Pushing the thought away not because I don’t understand the severity of the situation but because I’m powerless to change it, I turn and step back into the house. As before, I have to throw my weight against the door to inch by inch push it closed. In the two minutes I've been outside, the rain has soaked me to the bone. I strip as I go, peeling off my shirt and bra and jeans and socks and underwear as I stumble down the hall and into the bedroom.

Maybe Kyle was right, I think as I pull out fresh clothes from the dresser. Maybe it wasn’t such a good idea to stay after all…

 

 

8.

 


Kyle

 

My deep sleep doesn’t last long. I’m out barely an hour when my eyes snap open and I sit bolt upright in bed.

“Shannon…”

It’d been a dream about the hurricane. I’d been down in Houston, searching aimlessly through a dark, swirling world of water. Shannon had been calling my name, begging for me to save her. The storm had swept away her house; the water was rising inexorably and was already to my chest as I waded through it trying to pick her out of the night. But no matter how I searched, I hadn’t been able to find her. Kyle, help me, she’d been crying. Help me, Kyle, before the storm sweeps me away…

With a deep breath, I run a hand through my hair. My fingers come away wet. I push myself up from the bed. My clothes are damp too. I pull my shirt over my head and throw it towards the laundry hamper beside the dresser.
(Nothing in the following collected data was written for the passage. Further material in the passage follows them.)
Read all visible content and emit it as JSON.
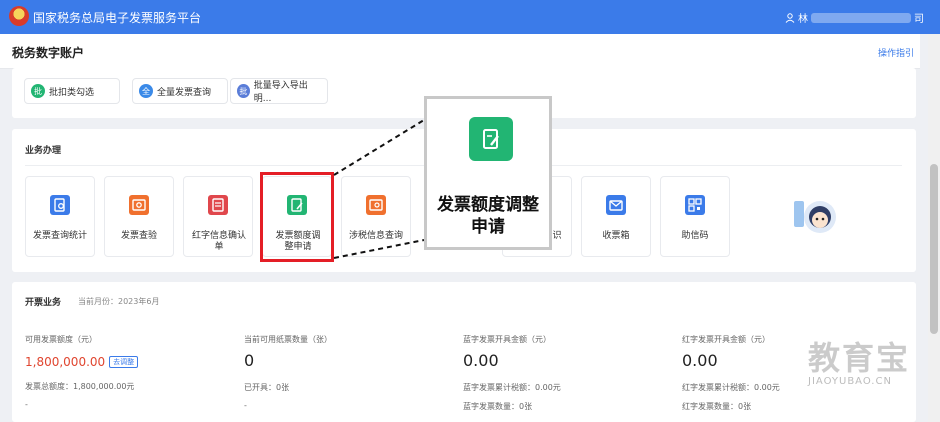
{
  "header": {
    "title": "国家税务总局电子发票服务平台",
    "user_name": "林",
    "user_suffix": "司"
  },
  "subheader": {
    "title": "税务数字账户",
    "guide": "操作指引"
  },
  "quick_links": [
    {
      "icon": "批",
      "label": "批扣类勾选",
      "color": "#22b573"
    },
    {
      "icon": "全",
      "label": "全量发票查询",
      "color": "#3b8ae8"
    },
    {
      "icon": "批",
      "label": "批量导入导出明...",
      "color": "#5a7dd8"
    }
  ],
  "business": {
    "title": "业务办理",
    "tiles": [
      {
        "label": "发票查询统计",
        "icon": "invoice-search-icon",
        "color": "#3b7be9"
      },
      {
        "label": "发票查验",
        "icon": "invoice-verify-icon",
        "color": "#f0702e"
      },
      {
        "label": "红字信息确认单",
        "icon": "red-letter-icon",
        "color": "#e0474c"
      },
      {
        "label": "发票额度调整申请",
        "icon": "quota-adjust-icon",
        "color": "#22b573"
      },
      {
        "label": "涉税信息查询",
        "icon": "tax-info-search-icon",
        "color": "#f0702e"
      },
      {
        "label": "识",
        "icon": "unknown-icon",
        "color": "#3b7be9"
      },
      {
        "label": "收票箱",
        "icon": "mailbox-icon",
        "color": "#3b7be9"
      },
      {
        "label": "助信码",
        "icon": "qr-code-icon",
        "color": "#3b7be9"
      }
    ]
  },
  "callout": {
    "line1": "发票额度调整",
    "line2": "申请"
  },
  "issuing": {
    "title": "开票业务",
    "month_label": "当前月份：2023年6月",
    "metrics": [
      {
        "label": "可用发票额度（元）",
        "value": "1,800,000.00",
        "action": "去调整",
        "line1": "发票总额度：1,800,000.00元",
        "line2": "-"
      },
      {
        "label": "当前可用纸票数量（张）",
        "value": "0",
        "line1": "已开具：0张",
        "line2": "-"
      },
      {
        "label": "蓝字发票开具金额（元）",
        "value": "0.00",
        "line1": "蓝字发票累计税额：0.00元",
        "line2": "蓝字发票数量：0张"
      },
      {
        "label": "红字发票开具金额（元）",
        "value": "0.00",
        "line1": "红字发票累计税额：0.00元",
        "line2": "红字发票数量：0张"
      }
    ]
  },
  "watermark": {
    "cn": "教育宝",
    "en": "JIAOYUBAO.CN"
  }
}
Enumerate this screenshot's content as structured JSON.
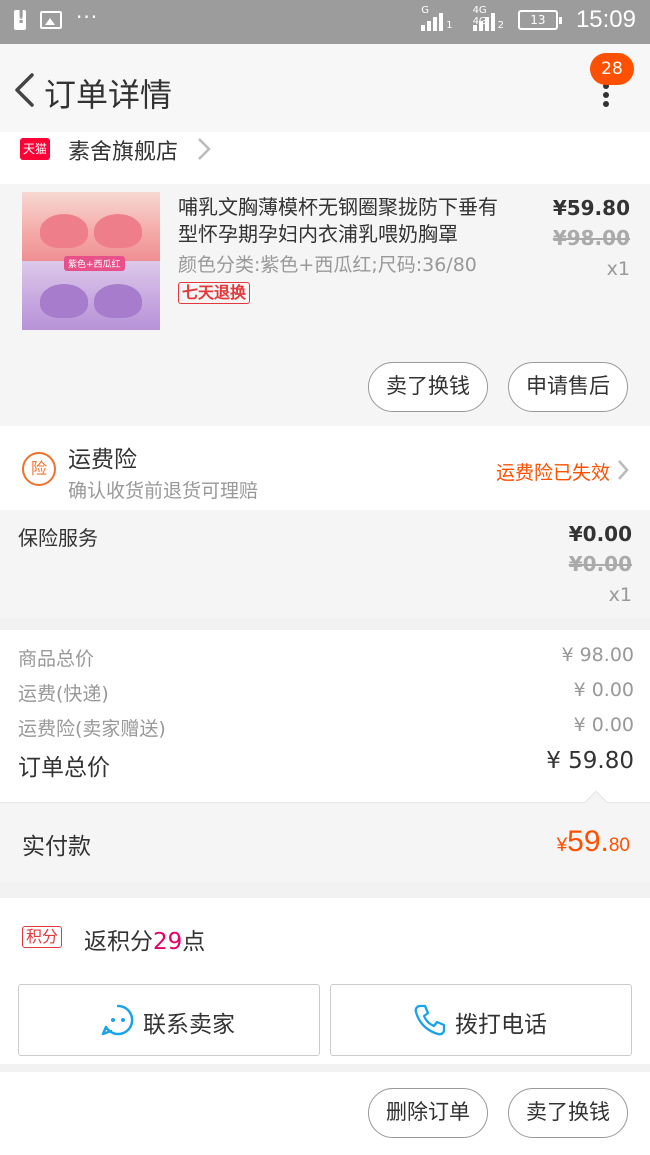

The room is pitch black; the world as silent as death.

I pad across the dark room to the door. I open it and blink as light from the lamp Michael never turns off spills over me. It’s seems so bright it makes my eyes water.

Out in the kitchen, I gulp down two large glasses of water. The clock above the stove reads ten after midnight.

“Ugh.”

I’m wide awake as if I've slept the entire night, though my body feels no better rested. Sighing, I fill my glass from the tap a third time and then open the fridge and begin to rummage. In the end, all I can come up with is an overripe peach, two packages of string cheese, a half-filled carton of Chow Mein, and a few slices of sandwich meat.